What do you think the brothers learned about their God? They could stop, look, and say, “Whoa. God preserved our lives— even though we wanted blood. God preserved us.” They had the chance to grasp God’s mercy.
Your world is a poor model of forgiveness. Politicians argue on television. The media only stokes division. Celebrities criticize leaders. Athletes lash out against owners. On social media you can say anything you want and no one (1) knows who you are and (2) can say something back to you. You live in this climate. That angry vengeance can soon affect you. Yet, what can you possibly learn about forgiveness from a society that knows nothing of God’s pardon? Nothing.
When our hearts are set on the fact that God forgives us—individually(!) our views on forgiveness properly align. (1) Your marriage may have tense moments. Friends say: “Protect yourself! Leave her! Divorce him!” Yet, God never divorced you. Touched by that love, you work together. It means that you evaluate your own heart first, identify your proud grudges, and ask forgiveness. Then, living opposite than before, you love your spouse— even when it is you starting the action. (2) You may lose money. Society says, “Get even! Sue! Demand retribution!” Jesus does not even with you. Instead, he loses his life to make you even with him. You are willing to suffer loss, knowing that God will avenge those who are unrepentant (Romans 12:19). (3) Society promotes selfish, self-centered division. The one person you may not care for is also a human being. God knit that person together in the womb. God sent Jesus to die for that person. That individual is a soul for whom Christ died. While you may not become close friends, you treat each other with the forgiving love God has shown you (Ephesians 4:32).
Forgiveness will be unexpected in our world. Why? Because the sinful heart expects repayment! Yet, God has cleansed your hearts. He has set you apart to do the unexpected—to forgive, just as God forgave you.

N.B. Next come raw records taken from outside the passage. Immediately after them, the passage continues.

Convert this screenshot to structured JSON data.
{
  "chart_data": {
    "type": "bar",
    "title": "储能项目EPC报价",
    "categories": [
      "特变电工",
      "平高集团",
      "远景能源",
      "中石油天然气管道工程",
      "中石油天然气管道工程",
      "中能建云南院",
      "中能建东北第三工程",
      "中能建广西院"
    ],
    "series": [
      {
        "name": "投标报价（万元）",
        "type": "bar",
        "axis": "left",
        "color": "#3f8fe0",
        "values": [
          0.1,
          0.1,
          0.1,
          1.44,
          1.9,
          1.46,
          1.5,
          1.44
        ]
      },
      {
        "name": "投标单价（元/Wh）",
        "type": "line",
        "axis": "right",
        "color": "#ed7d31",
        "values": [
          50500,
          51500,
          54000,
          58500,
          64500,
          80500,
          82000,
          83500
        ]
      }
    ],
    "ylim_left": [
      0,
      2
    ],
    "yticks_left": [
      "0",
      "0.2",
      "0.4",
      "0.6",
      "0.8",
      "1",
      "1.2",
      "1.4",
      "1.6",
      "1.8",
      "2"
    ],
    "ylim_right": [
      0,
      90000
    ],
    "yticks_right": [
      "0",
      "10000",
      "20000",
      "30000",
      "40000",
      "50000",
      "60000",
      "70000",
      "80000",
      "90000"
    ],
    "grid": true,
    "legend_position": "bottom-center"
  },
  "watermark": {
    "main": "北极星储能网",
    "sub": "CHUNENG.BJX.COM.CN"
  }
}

Jesus teaches: Love your enemies, do good to those who hate you, bless those who curse you, pray for those who mistreat you. If someone strikes you on one cheek, turn to him the other also. If someone takes your cloak, do not stop him from taking your tunic. Give to everyone who asks you, and if anyone takes what belongs to you, do not demand it back. Do to others as you would have them do to you. (Luke 6:27-31). Does that sound fair? Does that sound repulsive?
We will struggle forgiving this side of eternity. The sinful heart still claws for revenge. Thank God that he does not act the same. God does what we would never expect. He kills the Innocent One so that we become innocent. He raises the Innocent One so that we may do the unexpected. God adjusts our view of forgiveness to meet his standard. You, touched by God’s love, it leaves you to ponder: What is Your Idea of Forgiveness?